アルカロイドなど身体に悪そうなものに多く含まれますが、様々な分子の基本骨格になっており、化学的重要性は高いのです。悪臭を放つ物質だとは、思えない美しさです。

cis-2-ブテン(左)とtrans-2-ブテン

cis-2-ブテンとtrans-2-ブテンは両方とも炭素原子でできていますが形が異なる、いわゆる構造異性体という関係にある物質たちです。化学I以来ご無沙汰していた名前ですが、こういう運命的なピアスをつけている尖ったカップル、とっても素敵ですね。ペアでつけてみてはいかがでしょう?
セサミン(sesamin) ★HPから購入可能

ゴマの成分やセサミ油でおなじみの物質。肝臓の調子を整え、美肌効果もあるとか。

パルミチン酸(palmitic acid)

肉やバターなどに多く含まれ、化粧品などにも使われていて、体内でも合成される生体に必須な物資です。が、取りすぎると動脈硬化の原因になってしまうそうなので、お腹周りが気になってきた人にあげるといいのかもしれません!
 

メチルグリオキサール(methylglyoxal)★HPから購入可能

ハチミツから見つかった物質で、邪魔になった細胞を壊して生体全体を安全に保ってくれる物質だそうです。聞いているだけでアンチエイジングをしている気分に浸れそうですね…!

なぜ化学の構造式をモチーフにアクセサリーを作ったのか?

化学屋の企画・製作者のyuzururururuさんは高校二年生の時に化学の構造式の美しさに魅了され、東京大学理学部化学科へ進学。

同学科を卒業後はThe Scripps Research Institute博士課程に進学し、現在も有機化学の研究を続けています。

本人曰く、理学部化学科へ進学したのは構造式を愛でるため。そして美しい化学式を身につけるべく、アクセサリーブランドを探したもののそのようなコンセプトのブランドはなく、

「ないんだったら、自分で作ればいい」との思いから化学屋を立ち上げたのだとか。


yuzururururuさん

「アクセサリーを身につける目的は自分を美しく見せるためです。

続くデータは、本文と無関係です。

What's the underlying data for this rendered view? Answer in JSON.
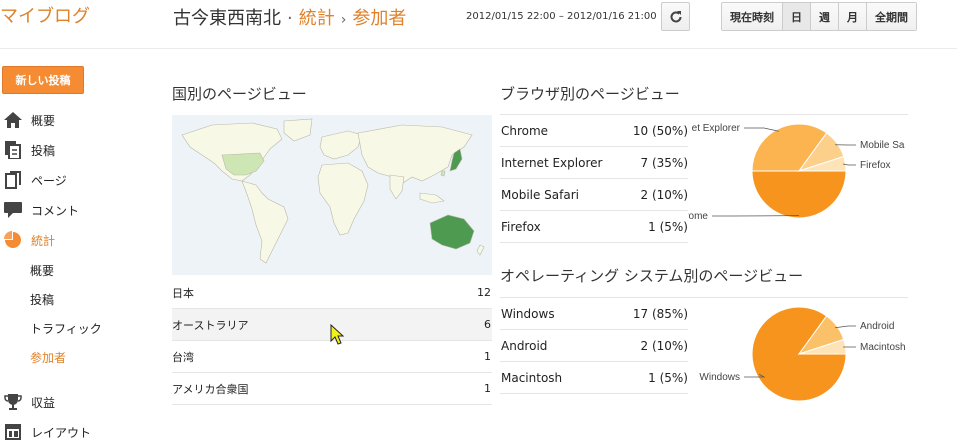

アクセサリーと化学を結びつけることで化学の美しさを効率的に伝えることができるのではないかと考えました。私は化学の学問的な側面とも付き合っていきますが、学問というのは化学への接し方の1つに過ぎません。学問的に難しいからという理由で化学を退けてしまうのは速すぎる判断です。花を愛でるために花の仕組みを理解する必要がないように、化学を楽しむために化学を学問的に理解する必要ありません。

確かに、構造式に対してとっかかりをつかみにくく、それゆえに化学への憧れを薄めてしまう学生は多くいるように感じます。思い返すと、筆者自身も高校時代、化学Iの有機化合物の勉強だけで半泣きになっていました。そうして勉強を「やらされるもの」として認識してしまい、さらに化学を嫌いになるという負のスパイラルに陥っていました。

もっと早い時期にこのアクセサリーに出会っていたら、「化学を愛でる」という発想へうまく転換できていたかもしれません。いや、今からでも遅くないのかも。